Um ehrlich zu sein, ich frage mich, was hinter meinem Vorhang sein könnte. Wie oft habe ich mich ertappt, dorthin zu blicken, zu träumen, mir vorzustellen, was dahinter steckt. Aber ich habe es bereits erklärt. Für mich besteht der Reiz darin, Hoffnung zu haben, nicht darin zu handeln. Eine Enttäuschung würde ich nicht verkraften. Sie würde meine Seele brechen. Ich weiß es.


„Ein schöner Tag“, beginnt Herr Videns und kommt unter dem Vorhang hervor. Ich fühle mich überrumpelt, er hat, während ich nachdachte, die fremde Frau befragt. „Ein schöner Tag, das ist laut Anima ein Tag, an dem die Sonne scheint. Es ist allerdings nicht der Schein, sondern vielmehr das, was das Licht mit den Menschen macht. Anima sagt, dass sie anders über die Straße gehen. Viel beschwingter, als hätten sie weniger Angst.“
„Hm“, gebe ich von mir, hebe den Haferbrei vom Boden und setze mich auf meinen Stuhl. „Und trotzdem reden die beiden nicht miteinander.“ Ein Löffel folgt dem anderen. Erst jetzt spüre ich meinen Hunger.
„Anima hat mir noch etwas gesagt“, sagt Herr Videns leise.
„Was?“, frage ich, während der Haferbrei langsam in meinem Mund schmilzt und mich in ein Gefühl von Wärme hüllt.
„Dass es einen Weg nach draußen gibt.“
Ich verschlucke mich und huste.
„Ihre Anima ist gefährlich“, stelle ich fest und wische mir über den Mund.

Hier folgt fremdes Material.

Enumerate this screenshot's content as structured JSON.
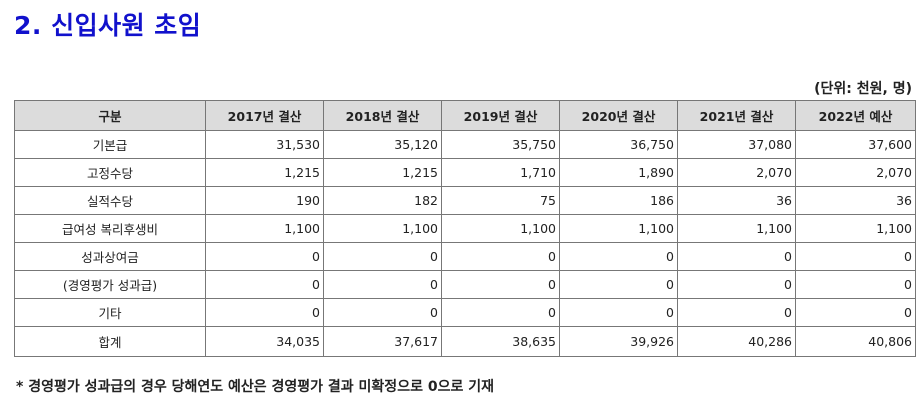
{
  "title": "2. 신입사원 초임",
  "unit_note": "(단위: 천원, 명)",
  "table": {
    "headers": [
      "구분",
      "2017년 결산",
      "2018년 결산",
      "2019년 결산",
      "2020년 결산",
      "2021년 결산",
      "2022년 예산"
    ],
    "rows": [
      {
        "label": "기본급",
        "values": [
          "31,530",
          "35,120",
          "35,750",
          "36,750",
          "37,080",
          "37,600"
        ]
      },
      {
        "label": "고정수당",
        "values": [
          "1,215",
          "1,215",
          "1,710",
          "1,890",
          "2,070",
          "2,070"
        ]
      },
      {
        "label": "실적수당",
        "values": [
          "190",
          "182",
          "75",
          "186",
          "36",
          "36"
        ]
      },
      {
        "label": "급여성 복리후생비",
        "values": [
          "1,100",
          "1,100",
          "1,100",
          "1,100",
          "1,100",
          "1,100"
        ]
      },
      {
        "label": "성과상여금",
        "values": [
          "0",
          "0",
          "0",
          "0",
          "0",
          "0"
        ]
      },
      {
        "label": "(경영평가 성과급)",
        "values": [
          "0",
          "0",
          "0",
          "0",
          "0",
          "0"
        ]
      },
      {
        "label": "기타",
        "values": [
          "0",
          "0",
          "0",
          "0",
          "0",
          "0"
        ]
      },
      {
        "label": "합계",
        "values": [
          "34,035",
          "37,617",
          "38,635",
          "39,926",
          "40,286",
          "40,806"
        ]
      }
    ]
  },
  "footnote": "* 경영평가 성과급의 경우 당해연도 예산은 경영평가 결과 미확정으로 0으로 기재"
}
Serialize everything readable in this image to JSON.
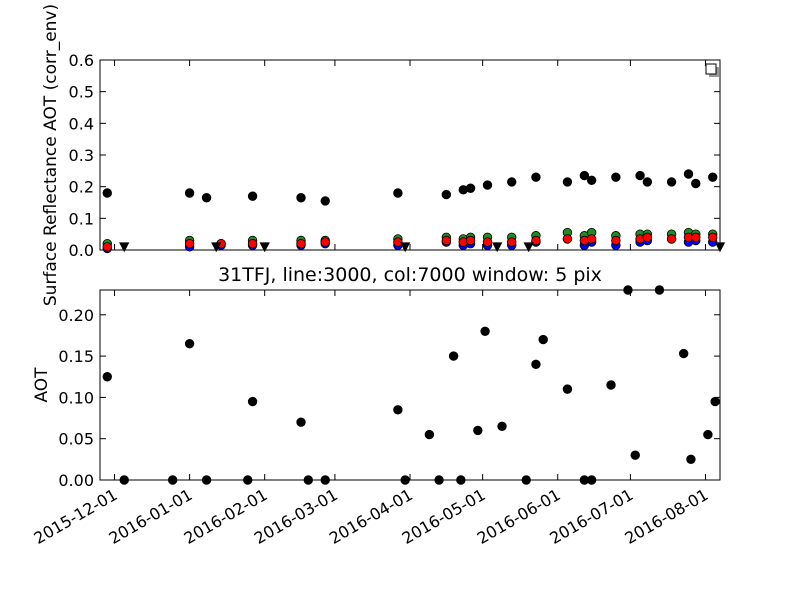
{
  "chart_data": [
    {
      "type": "scatter",
      "title": "",
      "xlabel": "",
      "ylabel": "Surface Reflectance AOT (corr_env)",
      "ylim": [
        0.0,
        0.6
      ],
      "yticks": [
        "0.0",
        "0.1",
        "0.2",
        "0.3",
        "0.4",
        "0.5",
        "0.6"
      ],
      "xlim": [
        "2015-11-25",
        "2016-08-07"
      ],
      "legend": "top-right",
      "grid": false,
      "series": [
        {
          "color": "#000000",
          "marker": "circle",
          "x": [
            "2015-11-28",
            "2016-01-01",
            "2016-01-08",
            "2016-01-27",
            "2016-02-16",
            "2016-02-26",
            "2016-03-27",
            "2016-04-16",
            "2016-04-23",
            "2016-04-26",
            "2016-05-03",
            "2016-05-13",
            "2016-05-23",
            "2016-06-05",
            "2016-06-12",
            "2016-06-15",
            "2016-06-25",
            "2016-07-05",
            "2016-07-08",
            "2016-07-18",
            "2016-07-25",
            "2016-07-28",
            "2016-08-04"
          ],
          "y": [
            0.18,
            0.18,
            0.165,
            0.17,
            0.165,
            0.155,
            0.18,
            0.175,
            0.19,
            0.195,
            0.205,
            0.215,
            0.23,
            0.215,
            0.235,
            0.22,
            0.23,
            0.235,
            0.215,
            0.215,
            0.24,
            0.21,
            0.23
          ]
        },
        {
          "color": "#228B22",
          "marker": "circle",
          "x": [
            "2015-11-28",
            "2016-01-01",
            "2016-01-14",
            "2016-01-27",
            "2016-02-16",
            "2016-02-26",
            "2016-03-27",
            "2016-04-16",
            "2016-04-23",
            "2016-04-26",
            "2016-05-03",
            "2016-05-13",
            "2016-05-23",
            "2016-06-05",
            "2016-06-12",
            "2016-06-15",
            "2016-06-25",
            "2016-07-05",
            "2016-07-08",
            "2016-07-18",
            "2016-07-25",
            "2016-07-28",
            "2016-08-04"
          ],
          "y": [
            0.02,
            0.03,
            0.02,
            0.03,
            0.03,
            0.03,
            0.035,
            0.04,
            0.035,
            0.04,
            0.04,
            0.04,
            0.045,
            0.055,
            0.045,
            0.055,
            0.045,
            0.05,
            0.05,
            0.05,
            0.055,
            0.05,
            0.05
          ]
        },
        {
          "color": "#0000FF",
          "marker": "circle",
          "x": [
            "2015-11-28",
            "2016-01-01",
            "2016-01-14",
            "2016-01-27",
            "2016-02-16",
            "2016-02-26",
            "2016-03-27",
            "2016-04-16",
            "2016-04-23",
            "2016-04-26",
            "2016-05-03",
            "2016-05-13",
            "2016-05-23",
            "2016-06-05",
            "2016-06-12",
            "2016-06-15",
            "2016-06-25",
            "2016-07-05",
            "2016-07-08",
            "2016-07-18",
            "2016-07-25",
            "2016-07-28",
            "2016-08-04"
          ],
          "y": [
            0.005,
            0.01,
            0.015,
            0.015,
            0.015,
            0.02,
            0.015,
            0.025,
            0.015,
            0.02,
            0.015,
            0.015,
            0.025,
            0.035,
            0.015,
            0.025,
            0.015,
            0.025,
            0.03,
            0.035,
            0.025,
            0.03,
            0.025
          ]
        },
        {
          "color": "#FF0000",
          "marker": "circle",
          "x": [
            "2015-11-28",
            "2016-01-01",
            "2016-01-14",
            "2016-01-27",
            "2016-02-16",
            "2016-02-26",
            "2016-03-27",
            "2016-04-16",
            "2016-04-23",
            "2016-04-26",
            "2016-05-03",
            "2016-05-13",
            "2016-05-23",
            "2016-06-05",
            "2016-06-12",
            "2016-06-15",
            "2016-06-25",
            "2016-07-05",
            "2016-07-08",
            "2016-07-18",
            "2016-07-25",
            "2016-07-28",
            "2016-08-04"
          ],
          "y": [
            0.01,
            0.02,
            0.02,
            0.02,
            0.02,
            0.025,
            0.025,
            0.03,
            0.025,
            0.03,
            0.025,
            0.025,
            0.03,
            0.035,
            0.03,
            0.035,
            0.03,
            0.035,
            0.04,
            0.035,
            0.04,
            0.04,
            0.04
          ]
        },
        {
          "color": "#000000",
          "marker": "triangle-down",
          "x": [
            "2015-12-05",
            "2016-01-12",
            "2016-02-01",
            "2016-03-30",
            "2016-05-07",
            "2016-05-20",
            "2016-08-07"
          ],
          "y": [
            0.01,
            0.01,
            0.01,
            0.01,
            0.01,
            0.01,
            0.01
          ]
        }
      ]
    },
    {
      "type": "scatter",
      "title": "31TFJ, line:3000, col:7000 window: 5 pix",
      "xlabel": "",
      "ylabel": "AOT",
      "ylim": [
        0.0,
        0.23
      ],
      "yticks": [
        "0.00",
        "0.05",
        "0.10",
        "0.15",
        "0.20"
      ],
      "xlim": [
        "2015-11-25",
        "2016-08-07"
      ],
      "xticks": [
        "2015-12-01",
        "2016-01-01",
        "2016-02-01",
        "2016-03-01",
        "2016-04-01",
        "2016-05-01",
        "2016-06-01",
        "2016-07-01",
        "2016-08-01"
      ],
      "grid": false,
      "series": [
        {
          "color": "#000000",
          "marker": "circle",
          "x": [
            "2015-11-28",
            "2015-12-05",
            "2015-12-25",
            "2016-01-01",
            "2016-01-08",
            "2016-01-25",
            "2016-01-27",
            "2016-02-16",
            "2016-02-19",
            "2016-02-26",
            "2016-03-27",
            "2016-03-30",
            "2016-04-09",
            "2016-04-13",
            "2016-04-19",
            "2016-04-22",
            "2016-04-29",
            "2016-05-02",
            "2016-05-09",
            "2016-05-19",
            "2016-05-23",
            "2016-05-26",
            "2016-06-05",
            "2016-06-12",
            "2016-06-15",
            "2016-06-23",
            "2016-06-30",
            "2016-07-03",
            "2016-07-13",
            "2016-07-23",
            "2016-07-26",
            "2016-08-02",
            "2016-08-05"
          ],
          "y": [
            0.125,
            0.0,
            0.0,
            0.165,
            0.0,
            0.0,
            0.095,
            0.07,
            0.0,
            0.0,
            0.085,
            0.0,
            0.055,
            0.0,
            0.15,
            0.0,
            0.06,
            0.18,
            0.065,
            0.0,
            0.14,
            0.17,
            0.11,
            0.0,
            0.0,
            0.115,
            0.23,
            0.03,
            0.23,
            0.153,
            0.025,
            0.055,
            0.095
          ]
        }
      ]
    }
  ]
}
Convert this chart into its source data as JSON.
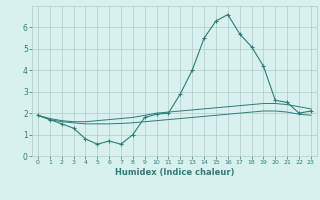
{
  "x": [
    0,
    1,
    2,
    3,
    4,
    5,
    6,
    7,
    8,
    9,
    10,
    11,
    12,
    13,
    14,
    15,
    16,
    17,
    18,
    19,
    20,
    21,
    22,
    23
  ],
  "y_main": [
    1.9,
    1.7,
    1.5,
    1.3,
    0.8,
    0.55,
    0.7,
    0.55,
    1.0,
    1.8,
    1.95,
    2.0,
    2.9,
    4.0,
    5.5,
    6.3,
    6.6,
    5.7,
    5.1,
    4.2,
    2.6,
    2.5,
    2.0,
    2.1
  ],
  "y_upper": [
    1.9,
    1.75,
    1.65,
    1.6,
    1.6,
    1.65,
    1.7,
    1.75,
    1.8,
    1.9,
    2.0,
    2.05,
    2.1,
    2.15,
    2.2,
    2.25,
    2.3,
    2.35,
    2.4,
    2.45,
    2.45,
    2.4,
    2.3,
    2.2
  ],
  "y_lower": [
    1.9,
    1.7,
    1.6,
    1.55,
    1.5,
    1.5,
    1.5,
    1.52,
    1.55,
    1.6,
    1.65,
    1.7,
    1.75,
    1.8,
    1.85,
    1.9,
    1.95,
    2.0,
    2.05,
    2.1,
    2.1,
    2.05,
    1.95,
    1.9
  ],
  "line_color": "#2d7d78",
  "bg_color": "#d8f0ee",
  "grid_color": "#b0ccc8",
  "xlabel": "Humidex (Indice chaleur)",
  "ylim": [
    0,
    7
  ],
  "xlim": [
    -0.5,
    23.5
  ],
  "yticks": [
    0,
    1,
    2,
    3,
    4,
    5,
    6
  ],
  "xticks": [
    0,
    1,
    2,
    3,
    4,
    5,
    6,
    7,
    8,
    9,
    10,
    11,
    12,
    13,
    14,
    15,
    16,
    17,
    18,
    19,
    20,
    21,
    22,
    23
  ],
  "marker": "+"
}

„Hören Sie“, sagt Herr Videns. Er steht dicht an seinem Gitter. „Wir können dieses Gefängnis verlassen. Es stimmt, ich weiß es. Es gibt nur eine Sache, die Sie tun müssten, dann werden Sie sehen, dass …“
„Nein!“
Ich drehe mich weg. Einst habe ich Stunden, nein, Tage gesessen und ihn keines Blickes gewürdigt. Er wollte mir eine Orange, die aus meiner Zelle versehentlich in die seine gerollt war, nicht zurückgeben. Er wollte sie selber fressen und ich schwieg. Nach dreißig Stunden kullerte das Obst zurück an meine Füße. Ich nahm es, pellte es, aß - und redete drei Tage kein Wort mit dem Alten.

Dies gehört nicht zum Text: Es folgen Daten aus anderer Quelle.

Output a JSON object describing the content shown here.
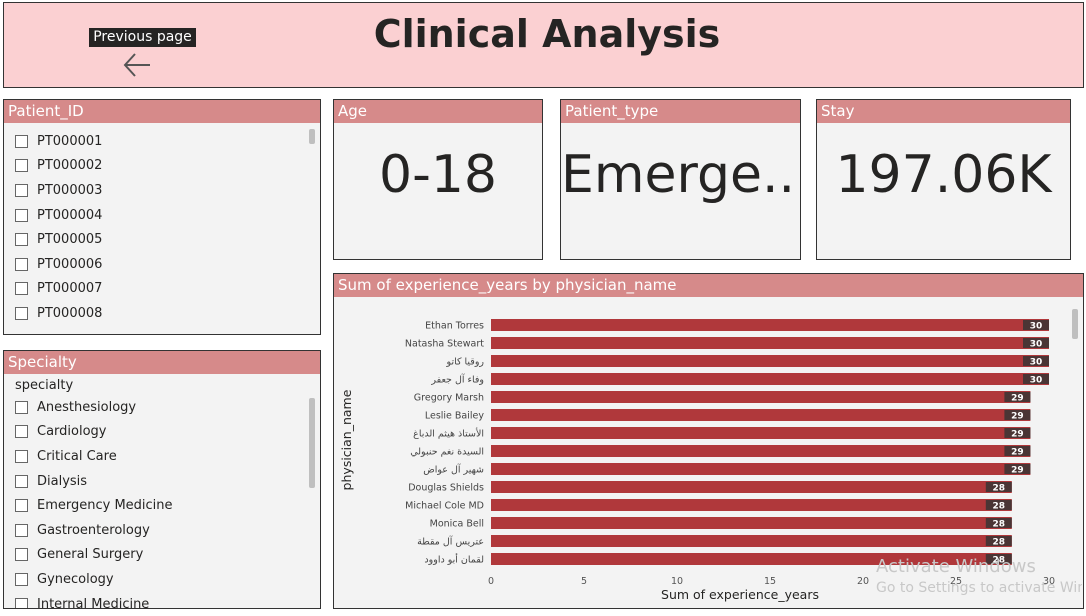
{
  "header": {
    "title": "Clinical Analysis",
    "prev_label": "Previous page"
  },
  "patient_slicer": {
    "title": "Patient_ID",
    "items": [
      "PT000001",
      "PT000002",
      "PT000003",
      "PT000004",
      "PT000005",
      "PT000006",
      "PT000007",
      "PT000008"
    ]
  },
  "specialty_slicer": {
    "title": "Specialty",
    "subheader": "specialty",
    "items": [
      "Anesthesiology",
      "Cardiology",
      "Critical Care",
      "Dialysis",
      "Emergency Medicine",
      "Gastroenterology",
      "General Surgery",
      "Gynecology",
      "Internal Medicine"
    ]
  },
  "cards": {
    "age": {
      "title": "Age",
      "value": "0-18"
    },
    "patient_type": {
      "title": "Patient_type",
      "value": "Emerge..."
    },
    "stay": {
      "title": "Stay",
      "value": "197.06K"
    }
  },
  "chart_panel": {
    "title": "Sum of experience_years by physician_name"
  },
  "chart_data": {
    "type": "bar",
    "orientation": "horizontal",
    "title": "Sum of experience_years by physician_name",
    "xlabel": "Sum of experience_years",
    "ylabel": "physician_name",
    "xlim": [
      0,
      30
    ],
    "xticks": [
      0,
      5,
      10,
      15,
      20,
      25,
      30
    ],
    "categories": [
      "Ethan Torres",
      "Natasha Stewart",
      "روقيا كاتو",
      "وفاء آل جعفر",
      "Gregory Marsh",
      "Leslie Bailey",
      "الأستاذ هيثم الدباغ",
      "السيدة نغم حنبولي",
      "شهير آل عواض",
      "Douglas Shields",
      "Michael Cole MD",
      "Monica Bell",
      "عتريس آل مقطة",
      "لقمان أبو داوود"
    ],
    "values": [
      30,
      30,
      30,
      30,
      29,
      29,
      29,
      29,
      29,
      28,
      28,
      28,
      28,
      28
    ],
    "bar_color": "#b0383b",
    "label_bg": "#4a3535"
  },
  "watermark": {
    "line1": "Activate Windows",
    "line2": "Go to Settings to activate Windows."
  }
}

Wir bekommen Orangen zu Weihnachten und an unserem Geburtstag. Sie leuchten schön in dem dunklen Blau der Zelle. Wie eine kleine Sonne. Und sie duften herrlich zitronig. Ich liebe sie.

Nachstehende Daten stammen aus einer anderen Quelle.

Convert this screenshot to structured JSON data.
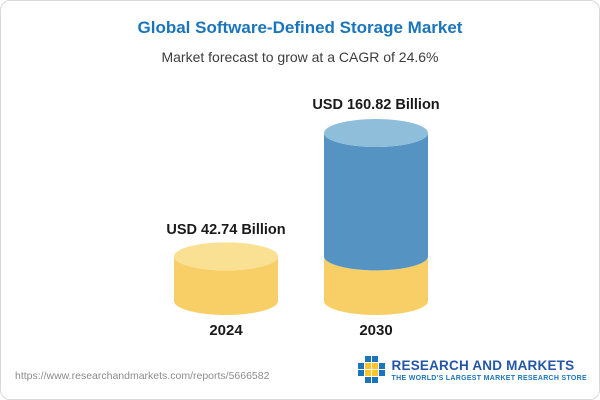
{
  "header": {
    "title": "Global Software-Defined Storage Market",
    "subtitle": "Market forecast to grow at a CAGR of 24.6%"
  },
  "chart_data": {
    "type": "bar",
    "variant": "3d-cylinder",
    "title": "Global Software-Defined Storage Market",
    "subtitle": "Market forecast to grow at a CAGR of 24.6%",
    "unit": "USD Billion",
    "categories": [
      "2024",
      "2030"
    ],
    "values": [
      42.74,
      160.82
    ],
    "value_labels": [
      "USD 42.74 Billion",
      "USD 160.82 Billion"
    ],
    "cagr_percent": 24.6,
    "ylim": [
      0,
      160.82
    ],
    "grid": false,
    "legend_position": "none",
    "colors": {
      "yellow_body": "#F7CF66",
      "yellow_top": "#FAE093",
      "blue_body": "#5593C2",
      "blue_top": "#8FBEDB"
    }
  },
  "footer": {
    "url": "https://www.researchandmarkets.com/reports/5666582",
    "logo_text": "RESEARCH AND MARKETS",
    "logo_tagline": "THE WORLD'S LARGEST MARKET RESEARCH STORE"
  }
}
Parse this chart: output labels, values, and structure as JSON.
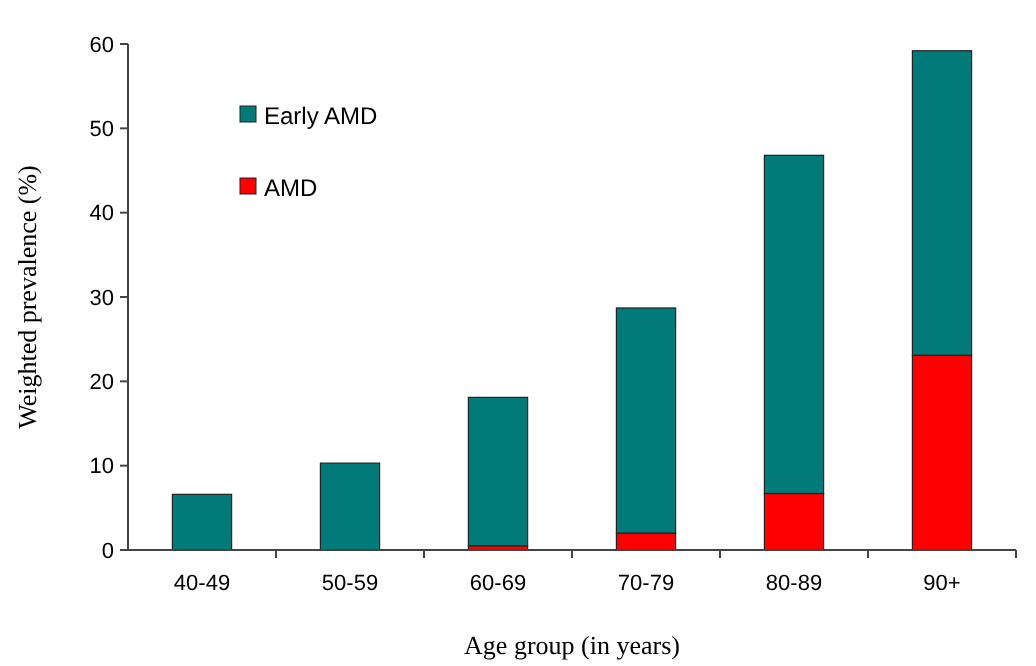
{
  "chart_data": {
    "type": "bar",
    "stacked": true,
    "xlabel": "Age group (in years)",
    "ylabel": "Weighted prevalence (%)",
    "categories": [
      "40-49",
      "50-59",
      "60-69",
      "70-79",
      "80-89",
      "90+"
    ],
    "series": [
      {
        "name": "AMD",
        "color": "#ff0000",
        "values": [
          0,
          0,
          0.5,
          2.0,
          6.7,
          23.1
        ]
      },
      {
        "name": "Early AMD",
        "color": "#007b79",
        "values": [
          6.6,
          10.3,
          17.6,
          26.7,
          40.1,
          36.1
        ]
      }
    ],
    "ylim": [
      0,
      60
    ],
    "yticks": [
      0,
      10,
      20,
      30,
      40,
      50,
      60
    ],
    "grid": false,
    "legend": "top left"
  }
}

Die Tage vergehen. Herr Videns schaut mich hin und wieder so seltsam an. Für mich verschmilzt der Vorhang mit der Wand der Gefängniszelle. Ich erlaube mir nicht mehr, dorthin zu gucken. Ich glaube, ich wünsche mir eine Freundin, die all diese Dinge sieht und mir erzählt. Ich fürchte, ich bin eifersüchtig. Vielleicht bin ich neidisch. Ein wenig.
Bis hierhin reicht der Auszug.